Ein international besetztes Forscherteam hat mit Hilfe von Röntgenexperimenten herausgefunden, warum einige helle Gelbtöne in Vincent van Goghs Gemälden mit der Zeit braun geworden sind, während das bei anderen nicht der Fall war. Die Forscher beschäftigten sich mit dem von van Gogh bevorzugten Chromgelb, das er zum Malen von Sonnenschein und Licht verwendete.
Abb.: Van-Gogh-Gemälde „Ufer der Seine“ (1887): Unter anderem winzige von diesem Bild entnommene Proben brachten die Forscher auf die Spur des Nachdunkelns. (Bild: DESY)
Bei ihren Experimenten, die unter anderem bei DESY durchgeführt wurden, stellten sie fest, dass eine bestimmte Art Gelb besonders durch Einwirkung von grünem und blauem Licht nachdunkelte. Die Wissenschaftler empfehlen den Museen, alle Bilder mit diesem Gelb zu ermitteln und sie vor der in Museen immer häufiger verwendeten LED-Beleuchtung zu schützen, da diese viel blaues Licht enthält.
Die Forschergruppe aus Italien, Belgien, den Niederlanden, Frankreich und Deutschland hat entdeckt, dass insbesondere die hellen Gelbtöne in van Goghs Gemälden für das Nachdunkeln anfällig sind. Eine chemische Reduktion von Chrom, Hauptbestandteil der Farbpigmente, ist dafür verantwortlich. Die Forscher konnten sich jedoch die Ursache für die Reduktionsreaktion und den unterschiedlichen Grad des Nachdunkelns bei den einzelnen Gemälden nicht erklären.

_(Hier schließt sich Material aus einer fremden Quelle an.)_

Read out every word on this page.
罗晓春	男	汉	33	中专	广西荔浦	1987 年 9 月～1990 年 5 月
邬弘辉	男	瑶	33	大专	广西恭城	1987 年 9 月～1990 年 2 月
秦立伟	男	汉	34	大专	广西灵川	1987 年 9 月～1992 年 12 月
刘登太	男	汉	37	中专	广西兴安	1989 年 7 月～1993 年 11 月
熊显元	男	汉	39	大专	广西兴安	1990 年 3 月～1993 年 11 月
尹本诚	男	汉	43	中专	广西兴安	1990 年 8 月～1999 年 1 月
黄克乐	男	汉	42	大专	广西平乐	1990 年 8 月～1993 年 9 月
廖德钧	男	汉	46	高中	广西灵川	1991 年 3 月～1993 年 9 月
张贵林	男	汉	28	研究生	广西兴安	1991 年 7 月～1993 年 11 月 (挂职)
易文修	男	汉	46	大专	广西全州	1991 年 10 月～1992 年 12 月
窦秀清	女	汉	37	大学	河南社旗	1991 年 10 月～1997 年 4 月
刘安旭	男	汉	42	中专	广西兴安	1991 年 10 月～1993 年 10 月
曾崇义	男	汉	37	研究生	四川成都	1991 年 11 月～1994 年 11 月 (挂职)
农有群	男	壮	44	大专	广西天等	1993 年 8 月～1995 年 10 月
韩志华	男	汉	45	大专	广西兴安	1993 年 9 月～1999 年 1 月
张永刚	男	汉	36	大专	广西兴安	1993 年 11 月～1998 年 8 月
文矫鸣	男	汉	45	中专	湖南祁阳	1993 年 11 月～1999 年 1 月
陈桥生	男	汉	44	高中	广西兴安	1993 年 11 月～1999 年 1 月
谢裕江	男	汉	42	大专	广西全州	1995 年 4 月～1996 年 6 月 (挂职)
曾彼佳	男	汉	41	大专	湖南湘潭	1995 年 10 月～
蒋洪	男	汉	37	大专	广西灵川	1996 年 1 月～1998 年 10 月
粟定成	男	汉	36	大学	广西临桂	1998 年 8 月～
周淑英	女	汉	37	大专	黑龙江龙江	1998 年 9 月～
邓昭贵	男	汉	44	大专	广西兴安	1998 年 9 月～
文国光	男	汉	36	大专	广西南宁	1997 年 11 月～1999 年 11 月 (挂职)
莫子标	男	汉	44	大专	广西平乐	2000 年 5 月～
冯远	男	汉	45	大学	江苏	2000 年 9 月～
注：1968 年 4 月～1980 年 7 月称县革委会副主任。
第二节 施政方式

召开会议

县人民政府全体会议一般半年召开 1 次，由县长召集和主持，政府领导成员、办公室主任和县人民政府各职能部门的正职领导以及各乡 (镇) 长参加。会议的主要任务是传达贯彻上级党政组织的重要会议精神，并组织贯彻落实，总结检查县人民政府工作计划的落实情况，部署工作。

Die Wissenschaftler analysierten eine große Zahl von van-Gogh-Gemälden aus drei Museen aus den Niederlanden und Frankreich mit Röntgenlicht und stellten fest, dass van Gogh nicht immer die gleiche Art Chromgelb verwendet hat. Zur Bestätigung dieser Ergebnisse wurden darüber hinaus Originale von van Gogh und Cézanne aus dem 19. Jahrhundert untersucht. Die entscheidenden Experimente mit Farbstückchen von der Größe eines Staubkorns aus van Gogh-Gemälden wurden an den Synchrotronstrahlungsquellen ESRF in Grenoble und bei DESY in Hamburg durchgeführt, außerdem in Kulturerbe-Instituten in Italien und den Niederlanden.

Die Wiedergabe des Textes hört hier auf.